Background: Cutaneous melanoma, the most serious skin cancer, constitutes a considerable health burden in fair-skinned populations. Its increasing incidence highlights the need to develop automated computer-aided approaches that support dermatologists in melanoma detection. Recent advances in artificial intelligence (AI), jointly with the availability of public dermoscopy image datasets, have led to create data-driven models with high predictive performance, thus contributing to dermatology research. Despite these advantages, most image datasets present the class imbalance problem, where a few classes have numerous samples, whereas others are under-represented, impacting the performance of AI-based models.

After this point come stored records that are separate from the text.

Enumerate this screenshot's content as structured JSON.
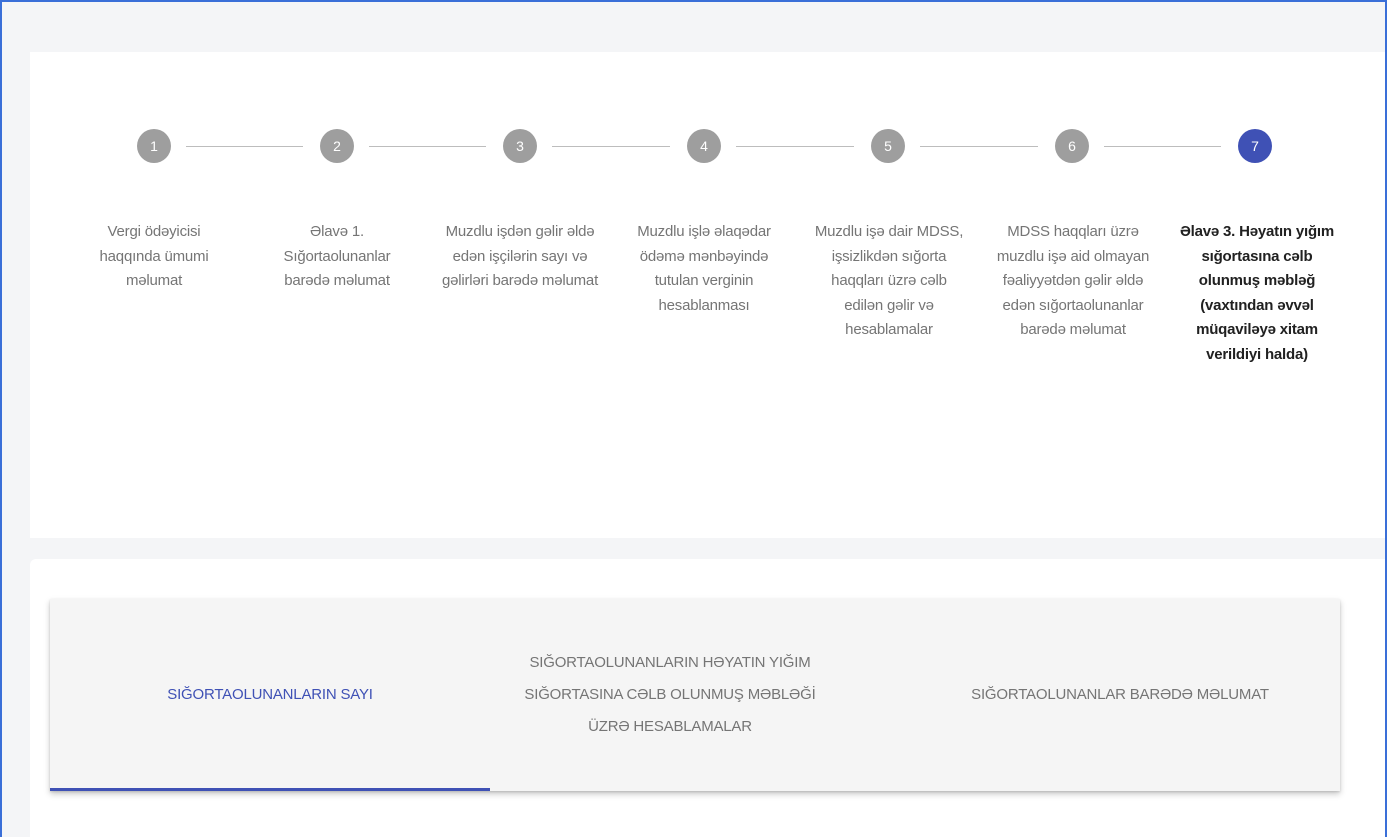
{
  "stepper": {
    "active_step": 7,
    "steps": [
      {
        "number": "1",
        "label": "Vergi ödəyicisi haqqında ümumi məlumat"
      },
      {
        "number": "2",
        "label": "Əlavə 1. Sığortaolunanlar barədə məlumat"
      },
      {
        "number": "3",
        "label": "Muzdlu işdən gəlir əldə edən işçilərin sayı və gəlirləri barədə məlumat"
      },
      {
        "number": "4",
        "label": "Muzdlu işlə əlaqədar ödəmə mənbəyində tutulan verginin hesablanması"
      },
      {
        "number": "5",
        "label": "Muzdlu işə dair MDSS, işsizlikdən sığorta haqqları üzrə cəlb edilən gəlir və hesablamalar"
      },
      {
        "number": "6",
        "label": "MDSS haqqları üzrə muzdlu işə aid olmayan fəaliyyətdən gəlir əldə edən sığortaolunanlar barədə məlumat"
      },
      {
        "number": "7",
        "label": "Əlavə 3. Həyatın yığım sığortasına cəlb olunmuş məbləğ (vaxtından əvvəl müqaviləyə xitam verildiyi halda)"
      }
    ]
  },
  "tabs": {
    "items": [
      {
        "label": "SIĞORTAOLUNANLARIN SAYI"
      },
      {
        "label": "SIĞORTAOLUNANLARIN HƏYATIN YIĞIM SIĞORTASINA CƏLB OLUNMUŞ MƏBLƏĞİ ÜZRƏ HESABLAMALAR"
      },
      {
        "label": "SIĞORTAOLUNANLAR BARƏDƏ MƏLUMAT"
      }
    ],
    "active_index": 0
  },
  "colors": {
    "accent": "#3f51b5",
    "inactive_step": "#9e9e9e",
    "frame_border": "#3a6fd8"
  }
}
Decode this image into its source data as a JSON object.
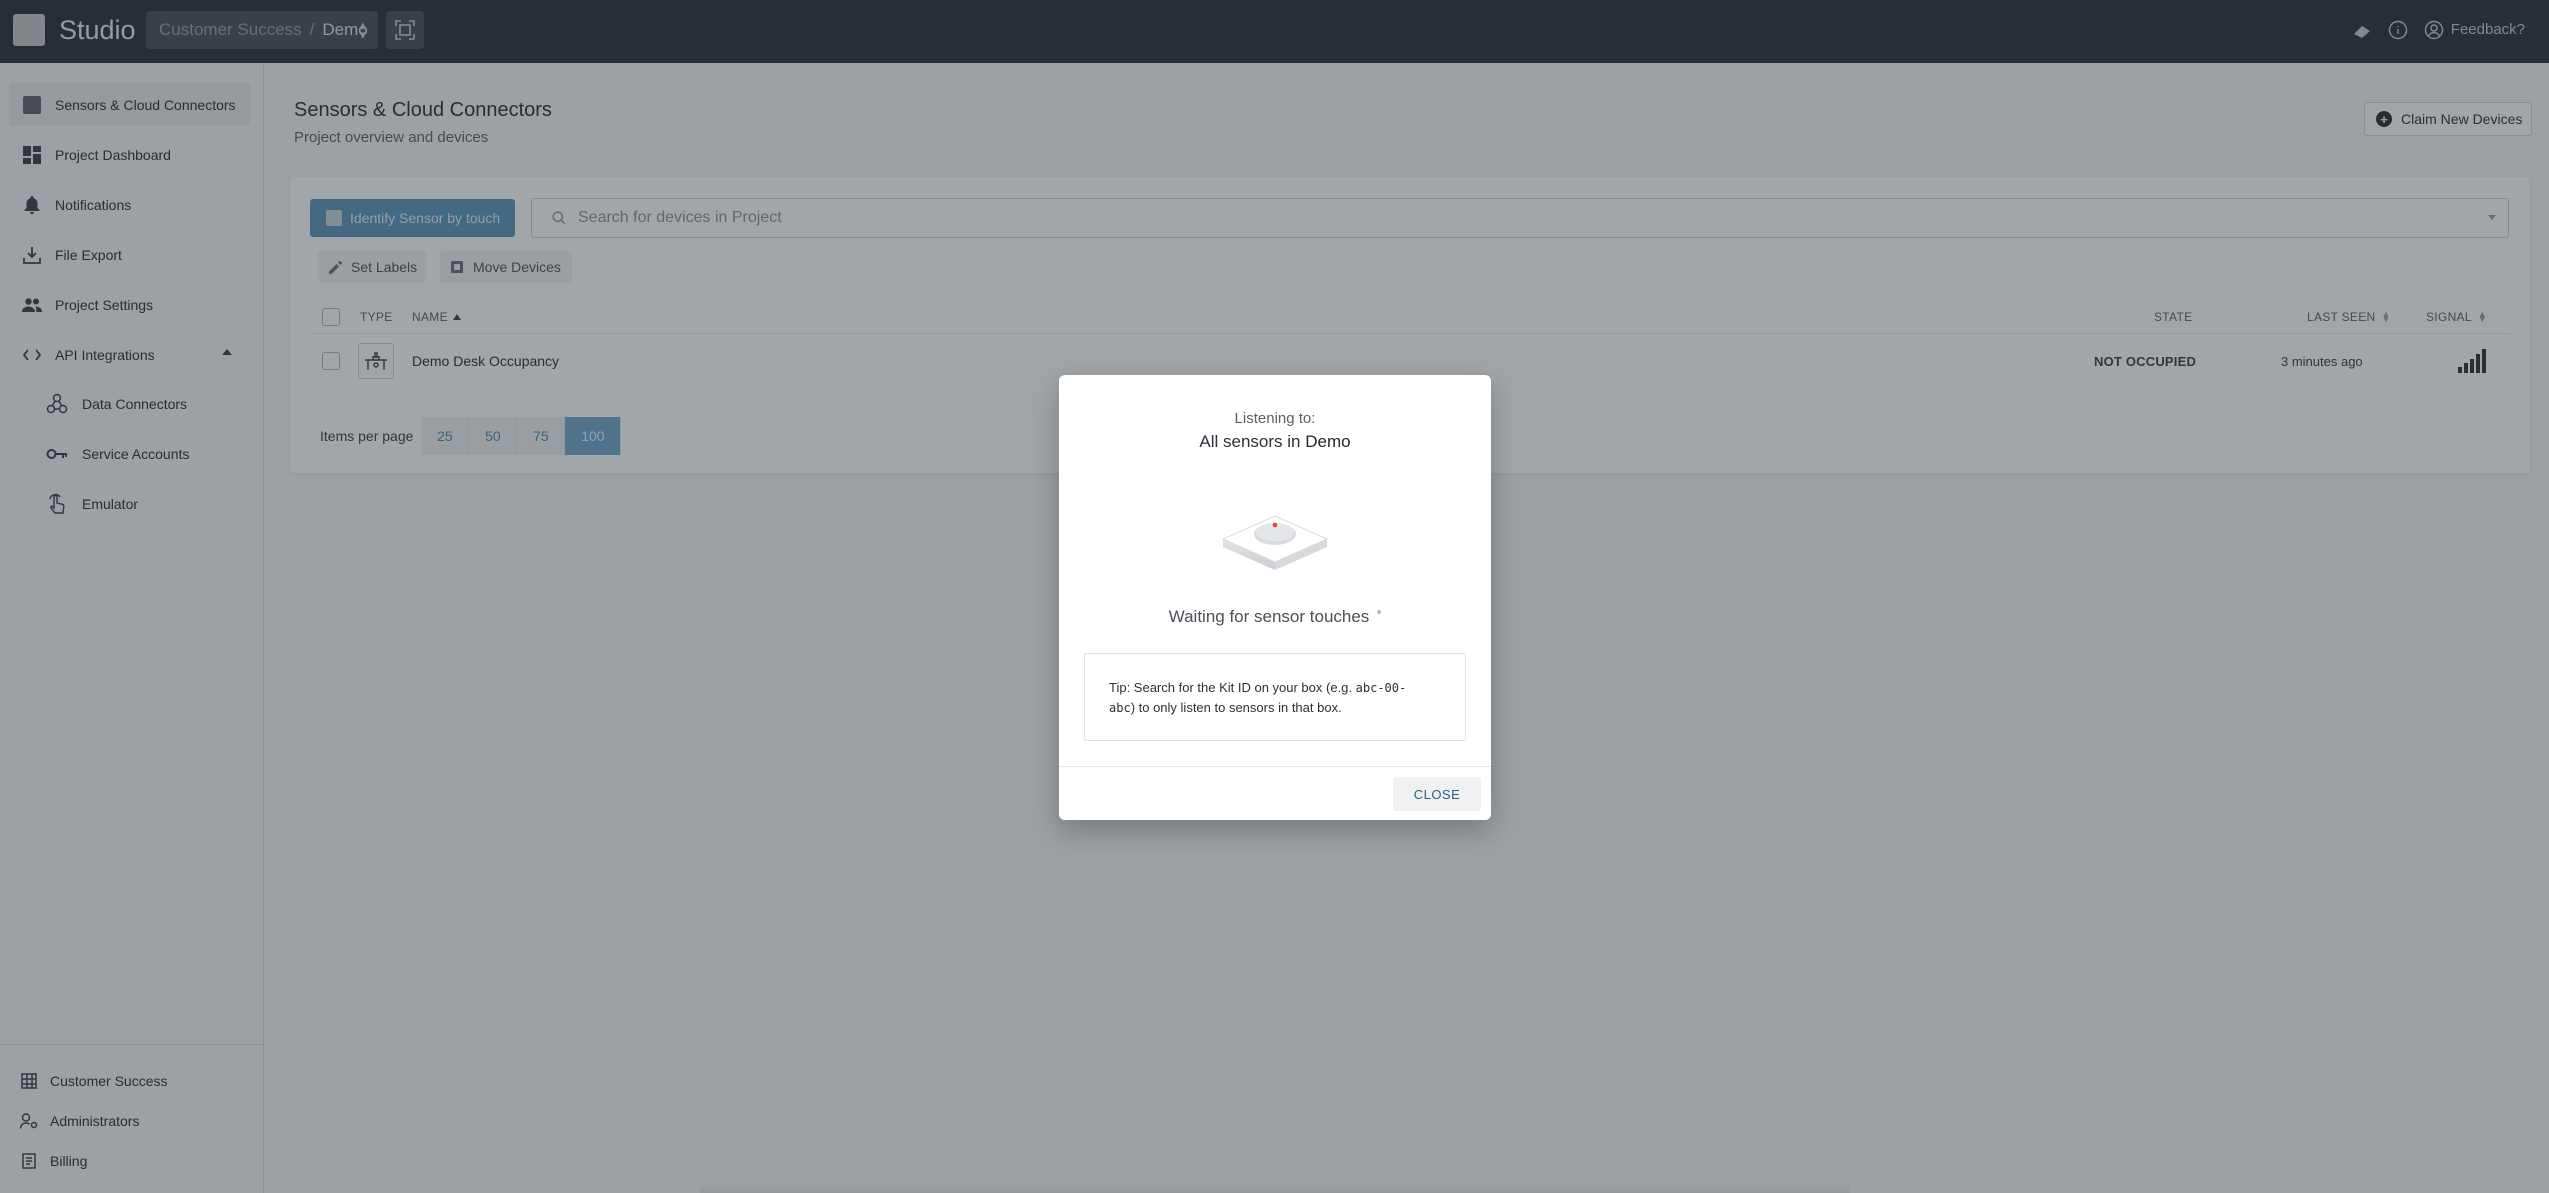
{
  "topbar": {
    "app_title": "Studio",
    "org": "Customer Success",
    "separator": "/",
    "project": "Demo",
    "feedback": "Feedback?"
  },
  "sidebar": {
    "items": [
      {
        "label": "Sensors & Cloud Connectors",
        "icon": "sensor-square-icon",
        "active": true
      },
      {
        "label": "Project Dashboard",
        "icon": "dashboard-icon"
      },
      {
        "label": "Notifications",
        "icon": "bell-icon"
      },
      {
        "label": "File Export",
        "icon": "download-icon"
      },
      {
        "label": "Project Settings",
        "icon": "people-icon"
      },
      {
        "label": "API Integrations",
        "icon": "code-icon",
        "expanded": true
      }
    ],
    "sub_items": [
      {
        "label": "Data Connectors",
        "icon": "connectors-icon"
      },
      {
        "label": "Service Accounts",
        "icon": "key-icon"
      },
      {
        "label": "Emulator",
        "icon": "touch-icon"
      }
    ],
    "footer": [
      {
        "label": "Customer Success",
        "icon": "building-icon"
      },
      {
        "label": "Administrators",
        "icon": "admin-icon"
      },
      {
        "label": "Billing",
        "icon": "billing-icon"
      }
    ]
  },
  "main": {
    "title": "Sensors & Cloud Connectors",
    "subtitle": "Project overview and devices",
    "claim_button": "Claim New Devices",
    "identify_button": "Identify Sensor by touch",
    "search_placeholder": "Search for devices in Project",
    "set_labels": "Set Labels",
    "move_devices": "Move Devices",
    "table": {
      "columns": {
        "type": "TYPE",
        "name": "NAME",
        "state": "STATE",
        "last_seen": "LAST SEEN",
        "signal": "SIGNAL"
      },
      "rows": [
        {
          "name": "Demo Desk Occupancy",
          "state": "NOT OCCUPIED",
          "last_seen": "3 minutes ago",
          "signal_bars": 5
        }
      ]
    },
    "pager": {
      "label": "Items per page",
      "options": [
        "25",
        "50",
        "75",
        "100"
      ],
      "selected": "100"
    }
  },
  "modal": {
    "listening_label": "Listening to:",
    "target_prefix": "All sensors in",
    "target_project": "Demo",
    "waiting": "Waiting for sensor touches",
    "tip_1": "Tip: Search for the Kit ID on your box (e.g. ",
    "tip_code_a": "abc-00-",
    "tip_code_b": "abc",
    "tip_2": ") to only listen to sensors in that box.",
    "close": "CLOSE"
  },
  "colors": {
    "topbar": "#2b3138",
    "accent": "#5c96be",
    "sensor_dot": "#e0463c"
  }
}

Methods: In this paper, we propose to combine ensemble feature selection (FS) methods and data augmentation with the conditional tabular generative adversarial networks (CTGAN) to enhance melanoma identification in imbalanced datasets. We employed dermoscopy images from two public datasets, PH2 and Derm7pt, which contain melanoma and not-melanoma lesions. To capture intrinsic information from skin lesions, we conduct two feature extraction (FE) approaches, including handcrafted and embedding features. For the former, color, geometric and first-, second-, and higher-order texture features were extracted, while for the latter, embeddings were obtained using ResNet-based models. To alleviate the high-dimensionality in the FE, ensemble FS with filter methods were used and evaluated. For data augmentation, we conducted a progressive analysis of the imbalance ratio (IR), related to the amount of synthetic samples created, and evaluated the impact on the predictive results. To gain interpretability on predictive models, we used SHAP, bootstrap resampling statistical tests and UMAP visualizations.
Results: Experimental results showed that the combination of CTGAN and linear models achieved the best predictive results, achieving AUCROC values of 86% (with LASSO and IR=0.8) and 71% (with support vector machine and IR=0.9) for the PH2 and Derm7pt, respectively. We also identified that ‘melanoma’ lesions were mainly characterized by features related to color, while ‘not melanoma’ lesions were characterized by texture features.
Conclusions: Our results demonstrated the effectiveness of synthetic data to build generalizable models for melanoma prediction. Our work contributes to skin lesion research, helping in melanoma identification and the interpretation of main characteristics associated with melanoma.